D'autres belles soirées sont venues des quatre coins de la planète. L'éminent metteur en scène polonais, Kristian Lupa, a proposé une saisissante (bien qu'un peu longue) adaptation "Des arbres à abattre" de Thomas Bernhard. Son spectacle sarcastique contre les coteries d’artistes compromises avec le pouvoir, a créé le buzz. 4h30 en polonais surtitré, pas de quoi décourager le festivalier avide de découvertes. 
"Des arbres à abattre" de Thomas Bernhard, mis en scène par Kristian Lupa
 (Christophe Raynaud de Lage / Festival d'Avignon)
Au rang des déceptions dans la dernière ligne droite : "Meursaults", adapté du roman de Kamel Daoud, lui-même inspiré de "L'Etranger" de Camus. Cette pièce montée par Philippe Berling aurait pu décoiffer, la mise en scène trop sage, pour ne pas dire inexistante, n'a pas convaincu. Déception également avec "Retour à Berratham" d'Angelin Preljocaj qui n'a pas su imbriquer suffisamment sa danse, au texte de Laurent Mauvignier.

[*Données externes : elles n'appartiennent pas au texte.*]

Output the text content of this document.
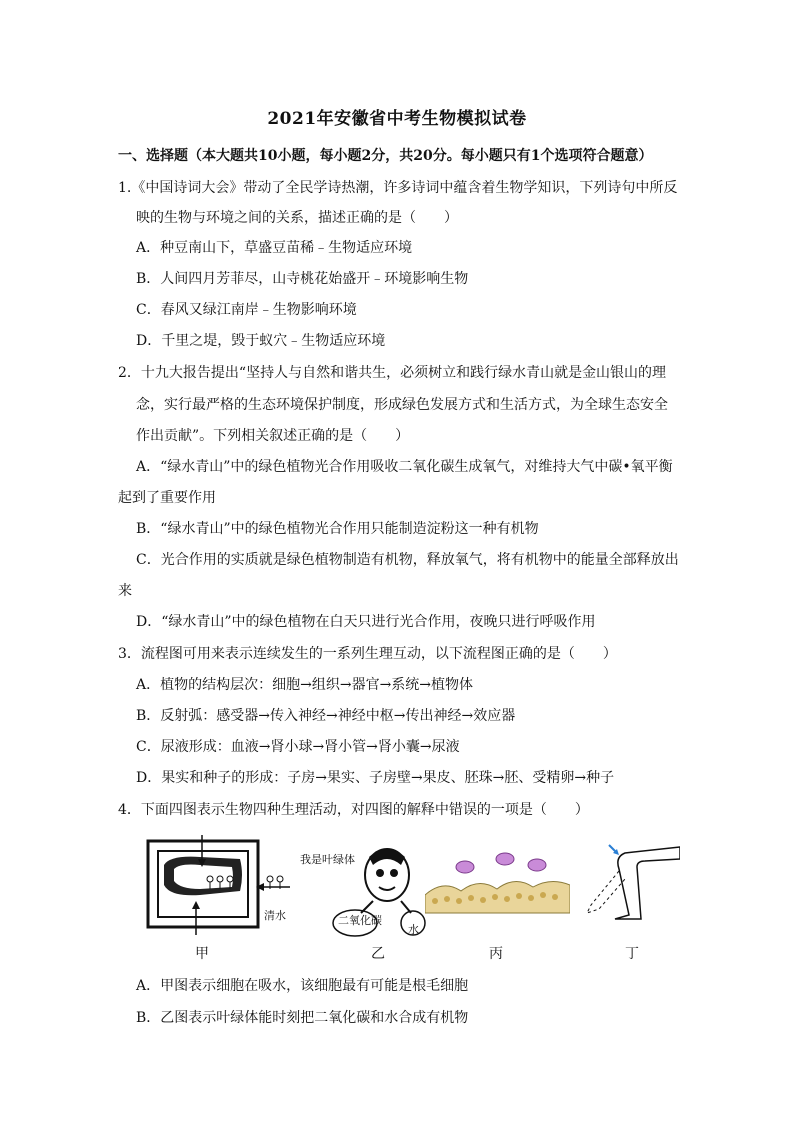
2021年安徽省中考生物模拟试卷
一、选择题（本大题共10小题，每小题2分，共20分。每小题只有1个选项符合题意）
1.《中国诗词大会》带动了全民学诗热潮，许多诗词中蕴含着生物学知识，下列诗句中所反
映的生物与环境之间的关系，描述正确的是（　　）
A．种豆南山下，草盛豆苗稀﹣生物适应环境
B．人间四月芳菲尽，山寺桃花始盛开﹣环境影响生物
C．春风又绿江南岸﹣生物影响环境
D．千里之堤，毁于蚁穴﹣生物适应环境
2．十九大报告提出“坚持人与自然和谐共生，必须树立和践行绿水青山就是金山银山的理
念，实行最严格的生态环境保护制度，形成绿色发展方式和生活方式，为全球生态安全
作出贡献”。下列相关叙述正确的是（　　）
A．“绿水青山”中的绿色植物光合作用吸收二氧化碳生成氧气，对维持大气中碳•氧平衡
起到了重要作用
B．“绿水青山”中的绿色植物光合作用只能制造淀粉这一种有机物
C．光合作用的实质就是绿色植物制造有机物，释放氧气，将有机物中的能量全部释放出
来
D．“绿水青山”中的绿色植物在白天只进行光合作用，夜晚只进行呼吸作用
3．流程图可用来表示连续发生的一系列生理互动，以下流程图正确的是（　　）
A．植物的结构层次：细胞→组织→器官→系统→植物体
B．反射弧：感受器→传入神经→神经中枢→传出神经→效应器
C．尿液形成：血液→肾小球→肾小管→肾小囊→尿液
D．果实和种子的形成：子房→果实、子房壁→果皮、胚珠→胚、受精卵→种子
4．下面四图表示生物四种生理活动，对四图的解释中错误的一项是（　　）
清水
我是叶绿体
二氧化碳
水
甲	乙	丙	丁
A．甲图表示细胞在吸水，该细胞最有可能是根毛细胞
B．乙图表示叶绿体能时刻把二氧化碳和水合成有机物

Mais revenons à ces belles surprises qui ont émaillées nos soirées caniculaires, avec pèle mêle : "Fugue", théâtre musical déjanté et jubilatoire de Samuel Achache (l'un des trentenaires qui faisait son premier festival), L'"Ubu" itinérant et imparfait mais tellement généreux d'Olivier Martin Salvan, "Le Vivier des noms" de Valère Novarina qui  sait si bien s’entourer pour donner une évidence à sa langue dynamitée, "Forbidden di Sporgersi", spectacle brut de Pierre Meunier mettant la pensée libre et joyeuse d'une jeune femme autiste et écrivain.
"Fugue" et la scène déjà culte de la baignoire !
 (Christophe Raynaud de Lage / Festival d'Avignon)

Magnifiques Isabelle Huppert et Fanny Ardant

Et puis dans cette 69e édition du festival, alors que les metteuses en scènes étaient peu représentées, deux femmes, deux merveilleuses comédiennes, Isabelle Huppert et Fanny Ardant resteront gravées dans nos mémoires. 
  (Sophie Jouve)
Huppert lumineuse flamme rouge dans sa lecture d'un montage de textes de Sade, a dompté le mistral et s’est fait l’incarnation du vice et de la vertu. Fanny Ardant, magnifique Cassandre, puissante autant que fragile, disant le texte somptueux de l'Allemande Christa Wolfdans, sur la musique de Michael Jarrell.

Deux réussites dont on regrette qu'elles aient été l'objet d'une unique représentation. Comme on regrette l'absence presque totale des grands textes de notre littérature théâtrale et notamment dans la Cour d'honneur.

Pour cette première édition qu'Olivier Py a voulu de bout en bout (celle de l'année dernière qu'il dirigeait déjà, ayant été perturbée par la grève des intermittents), malgré les belles réussites que nous avons citées, notre plaisir n'a pas été complet.

Il reste que si l'on ajoute le Off au In, Avignon demeure bien, après cette 69e édition, un lieu qui contredit la jolie phrase de Martin Salvan : « On parle beaucoup aujourd’hui d’un besoin permanent de se vider la tête sans se demander à quel moment on la remplit ». Avignon est l'un de ces moments là.